We started with a reference to the Lord’s prayer. It is one of the best deliverance prayers that can be used by any person at any time. Prayer is one thing Satan fears the most. When we ask our Father to deliver us from evil, the devil has no doubt that this prayer will be answered. Similarly when we recite the Creed, Satan knows that we are re-affirming our faith in the Almighty God, who through his son saved the world. Many of the priests recommend the repeated recital of the Creed during deliverance services. Another simple but effective prayer is ‘Hail Mary’. The devil knows that the ‘Woman’ will crush his head one day. Every time he hears the name of Mary from the lips of her children, the devil flees from them. Simply reciting the word of God is another effective weapon to cast out demons, because Jesus defeated the devil using the Word.
There are many other prayers that could be used against satanic infestations and demonic attacks. Of them the prayer to Michael the Archangel occupies an important place. This prayer was written by Pope Leo XIII after he was permitted to have a vision of Archangel Michael coming to the help of God’s children when demonic forces started attacking the Church. The prayer in its original form is lengthy. However a shorter form as given below was prescribed to be said everyday after Holy Mass which practice was abruptly and without any valid reason, stopped during the 1960s.

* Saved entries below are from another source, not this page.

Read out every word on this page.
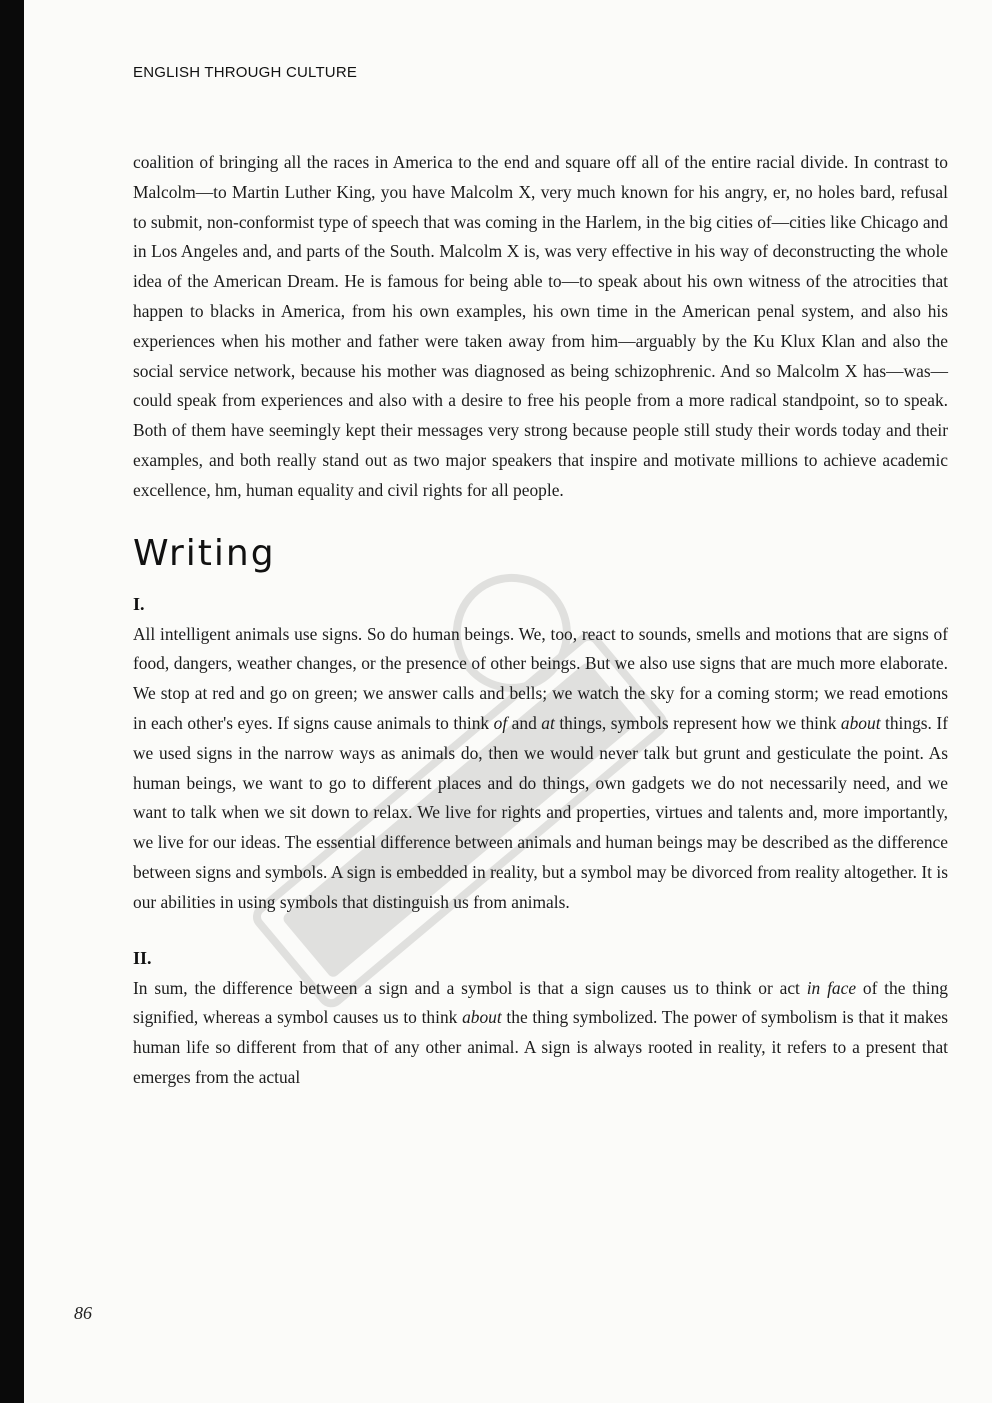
ENGLISH THROUGH CULTURE

coalition of bringing all the races in America to the end and square off all of the entire racial divide. In contrast to Malcolm—to Martin Luther King, you have Malcolm X, very much known for his angry, er, no holes bard, refusal to submit, non-conformist type of speech that was coming in the Harlem, in the big cities of—cities like Chicago and in Los Angeles and, and parts of the South. Malcolm X is, was very effective in his way of deconstructing the whole idea of the American Dream. He is famous for being able to—to speak about his own witness of the atrocities that happen to blacks in America, from his own examples, his own time in the American penal system, and also his experiences when his mother and father were taken away from him—arguably by the Ku Klux Klan and also the social service network, because his mother was diagnosed as being schizophrenic. And so Malcolm X has—was—could speak from experiences and also with a desire to free his people from a more radical standpoint, so to speak. Both of them have seemingly kept their messages very strong because people still study their words today and their examples, and both really stand out as two major speakers that inspire and motivate millions to achieve academic excellence, hm, human equality and civil rights for all people.

Writing
I.

All intelligent animals use signs. So do human beings. We, too, react to sounds, smells and motions that are signs of food, dangers, weather changes, or the presence of other beings. But we also use signs that are much more elaborate. We stop at red and go on green; we answer calls and bells; we watch the sky for a coming storm; we read emotions in each other's eyes. If signs cause animals to think of and at things, symbols represent how we think about things. If we used signs in the narrow ways as animals do, then we would never talk but grunt and gesticulate the point. As human beings, we want to go to different places and do things, own gadgets we do not necessarily need, and we want to talk when we sit down to relax. We live for rights and properties, virtues and talents and, more importantly, we live for our ideas. The essential difference between animals and human beings may be described as the difference between signs and symbols. A sign is embedded in reality, but a symbol may be divorced from reality altogether. It is our abilities in using symbols that distinguish us from animals.

II.

In sum, the difference between a sign and a symbol is that a sign causes us to think or act in face of the thing signified, whereas a symbol causes us to think about the thing symbolized. The power of symbolism is that it makes human life so different from that of any other animal. A sign is always rooted in reality, it refers to a present that emerges from the actual

86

‘Saint Michael the Archangel, defend us in battle, be our protection against the malice and snares of the devil. May God rebuke him we humbly pray; and do thou, O Prince of the Heavenly host, by the power of God, thrust into hell Satan and all evil spirits who wander through the world for the ruin of souls. Amen’.
After a century has passed since the vision of Leo XIII, Pope John Paul II reaffirmed the need to seek the help of St Michael in our battle against the devil in these words: “The battle against the devil, which is the principal task of Saint Michael the Archangel, is still being fought today, because the devil is still alive and active in the world.”
In a world where we have to face the devil who is ‘still alive and active’ we should be alive to this truth and actively work for casting out satanic influences from our life. In the present context, being active means taking up the whole armor of God and resisting the devil. Let us make use of the avenues of deliverance services granted to us through the apostolic anointing of the Holy Church.
Let us pray: Lord, deliver us from evil.